By: First Union
How Can a SWOT Analysis Help Your Small Business?
When you need to try and understand where your business stands in relation to your competitors, this is when a SWOT analysis can really be a benefit. SWOT stands for strengths, weaknesses, opportunities, and threats. Upon performing a SWOT analysis, you will better come to comprehend how you solve problems internally, how you interact with your customer base and also how you manage your productivity overall.
How to Go About Conducting a SWOT Analysis
As with anything, you need to plan when undertaking a SWOT analysis. Being prepared, asking the right questions and having all available data at your disposal during this review is absolutely critical in order for it to work.
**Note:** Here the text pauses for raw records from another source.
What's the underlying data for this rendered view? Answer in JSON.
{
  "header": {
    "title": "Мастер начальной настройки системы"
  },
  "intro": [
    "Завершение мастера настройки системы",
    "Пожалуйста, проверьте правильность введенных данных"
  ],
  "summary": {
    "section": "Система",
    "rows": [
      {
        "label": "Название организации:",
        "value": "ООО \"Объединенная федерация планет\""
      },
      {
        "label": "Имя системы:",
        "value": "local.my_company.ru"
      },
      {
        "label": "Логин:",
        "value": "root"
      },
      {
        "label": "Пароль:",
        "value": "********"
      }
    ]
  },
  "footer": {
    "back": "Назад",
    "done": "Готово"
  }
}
Also, you want to work with a diverse array of employees, employees you know you can trust to do their due diligence and treat the exercise with the utmost seriousness. In the end, you will not only form stronger lines of communication amongst your team members, but you could definitely save the company money as well.
You will be creating a SWOT table from which to work. This is usually mapped out into four different quadrants—one for each of the SWOT components. You will also want to break it out according to internal versus external factors.
Strengths
- Which processes have proven the most successful?
- List your most valuable assets
- Take into account those physical assets you have
- Evaluate what you do better than your competitors
Weaknesses
- How could you be more competitive?
- What key areas need to be improved upon?
- What about your team—how could it be improved, what roles might be needed?
- Assess your location
Opportunities
- Do customers genuinely like your company?
- How is the current market growing?
- Are there any trends you can leverage?
- Can you hold any special events to build your brand?
Threats
- Are there any consumer trends that could undermine your company?
- How about market trends?
- Are customers leaving you?
- Is supplier quality lagging in any way?
- Are you keeping up with demand and technology shifts?
Why is This Exercise Important?
As a business owner, you obviously want a comprehensive picture of how you stand and where you're headed. By conducting this analysis, you take the time to dig deeper into the core of your company; you see where the strengths are and pinpoint weaknesses and as such, you have the information at your disposal to make changes if necessary.
Don't stress out about doing this particular exercise. Some company owners feel anxiety and pressure upon reviewing where their business currently is and where it may potentially be headed. But this can only make you stronger in the long run. So what are the main benefits of a SWOT analysis…
5 SWOT Analysis of Opportunities
Better Use of Resources
You only have so many resources at your disposal. Utilizing these in the most productive way possible is integral to your future success.
And with a SWOT analysis, a huge part of why you're doing it in the first place is to identify strengths, weaknesses, and opportunities and then allocate resources accordingly. It's all about understanding how to use your findings to make smart decisions for the business. Where can you compete most efficiently? Assign resources to this realm. What areas may require more support—you might then have to restructure your team in line with such results.
Improving Operations
Ultimately while you are focusing in on strengths, the goal here should be to finetune the weaknesses and enhance those areas in which the company may be lacking. Your business cannot sustain any sort of health if the weaknesses are allowed to fester and grow. Maybe there's a great deal of waste. Maybe personnel isn't being utilized where they need to be. Perhaps a competitor has a leg up because you've yet to identify a key demographic. Whatever the weakness, you now need to work on improving it.
Discovering New Channels
It could be a new product line or maybe a new audience. Whatever the area, whatever the potential new channel, this is an exciting time to go for it. With your SWOT analysis complete, you have a clearer picture of which opportunities may be the most profitable as well as contain the most potential for growth. Discovering new avenues for success and growth allows you to put those resources to work in the right way.
Dealing with Risks More Efficiently
With a SWOT analysis performed, you now have the info required to not only identify potential threats and some of the risks that lay ahead, but you can also use your data to turn these into opportunities for your business. Avoiding a disaster down the road also means seeing opportunities where they may not have existed before. Many of the business decision you daily make is more about reacting to challenges and situations than anything else. This is what the T component of the SWOT exercise is all about—showing you when and where you need to react.
Devising a More Competitive Strategy
You always need to keep your eye on the competition—this is a cardinal rule of business. One of the ways that SWOT helps in this capacity is that it allows you to unearth those potentially hidden strengths and use them against your competitor. Perhaps this is where they are weak. Your strength can help you to come out on top here. But you have to be aware of it. By the same token, you also need to get a grip on those weaknesses so that the competition does not have the opportunity to leverage them against you.
Summing Up…
Every business at one juncture or another needs to undergo a SWOT analysis—even if it is more informal. You want to be continuously improving, always looking for the gaps, and finding ways to strengthen the core of your company. You don't want to turn away from those factors that could spell disaster, but rather confront them head-on.